Bruxelles: Christian créé une ASBL pour s’occuper de vos animaux après votre mort

Christiane Claes, passionnée par les animaux et vouant une attention précautionneuse aux personnes âgées, a décidé de joindre ses deux centres d’intérêt dans une belle initiative. « Mon concept est de favoriser le binôme humain et animal. Il arrive que lorsqu’une personne âgée décède, la famille ne veut pas toujours récupérer son animal. Les maisons de repos n’autorisent pas non plus les animaux, donc ce dernier doit finir dans un refuge ou doit être euthanasié », explique-t-elle.

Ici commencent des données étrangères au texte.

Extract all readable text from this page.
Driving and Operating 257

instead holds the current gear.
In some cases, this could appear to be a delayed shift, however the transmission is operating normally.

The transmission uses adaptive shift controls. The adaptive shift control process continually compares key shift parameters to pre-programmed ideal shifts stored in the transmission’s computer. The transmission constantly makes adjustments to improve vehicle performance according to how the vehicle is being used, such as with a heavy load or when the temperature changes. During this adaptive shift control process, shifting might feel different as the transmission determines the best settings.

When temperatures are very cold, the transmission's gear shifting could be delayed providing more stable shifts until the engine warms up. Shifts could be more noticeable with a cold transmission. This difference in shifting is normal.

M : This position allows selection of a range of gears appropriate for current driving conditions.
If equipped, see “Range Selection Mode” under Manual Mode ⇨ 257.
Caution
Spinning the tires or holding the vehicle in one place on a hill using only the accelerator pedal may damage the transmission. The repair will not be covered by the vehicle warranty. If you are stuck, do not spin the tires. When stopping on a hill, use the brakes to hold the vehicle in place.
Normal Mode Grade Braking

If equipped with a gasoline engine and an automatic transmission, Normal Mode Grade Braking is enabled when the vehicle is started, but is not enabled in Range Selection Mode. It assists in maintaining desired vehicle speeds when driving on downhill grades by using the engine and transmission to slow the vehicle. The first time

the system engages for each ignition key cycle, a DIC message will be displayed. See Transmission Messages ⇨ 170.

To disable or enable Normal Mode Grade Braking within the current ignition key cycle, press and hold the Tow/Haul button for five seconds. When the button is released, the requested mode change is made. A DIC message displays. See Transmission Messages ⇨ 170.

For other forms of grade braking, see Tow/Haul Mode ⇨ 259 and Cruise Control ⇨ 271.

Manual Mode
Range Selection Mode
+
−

Afin de remédier à ce problème, Christiane a créé une association « L’animal mon ami » qui permet de garantir le bien-être de l’animal une fois que son maître est décédé. « Une fois qu’ils sont devenus membres de l’association, nous nous occupons de l’animal à leur mort. Ils ont la garantie que ce dernier soit confié à quelqu’un qui en a besoin également », indique la responsable. « En plus, cela permet aux personnes dont l’animal décède d’en retrouver un autre. Parfois, certaines personnes âgées n’osent pas reprendre d’animaux de compagnie par peur de leur devenir. Ici, c’est un véritable réseau qui leur garantit de n’être jamais seul, à la fois pour la personne âgée et l’animal ».

Rassurer avant tout

Certaines personnes sont prêtes à tout pour s’assurer que leur animal se portera bien. Christiane en a fait l’expérience lorsqu’une dame l’a contacté en lui proposant de vendre son chien. « Elle proposait de vendre son chien de race à 375 euros et j’aurais récupéré 125 euros de cette vente. Mais, je ne voulais pas faire ça, c’est une approche mercantile. J’ai expliqué mon point de vue à cette dame et le but de l’association. Peu importe que le chien soit de race, avec le réseau que je suis en train de mettre en place, pas besoin de payer pour être sûr que son chien soit confié à des gens de confiance », argumente-t-elle.

Christianne a reçu l’approbation de plusieurs professionnels. Sa brochure a été approuvée par l’Ordre des vétérinaires et figure dans le dépliant vétérinariat de septembre. « Ils m’ont tous dit que c’était une bonne initiative. Maintenant, je cherche des gens pour rejoindre ce grand réseau », confie-t-elle.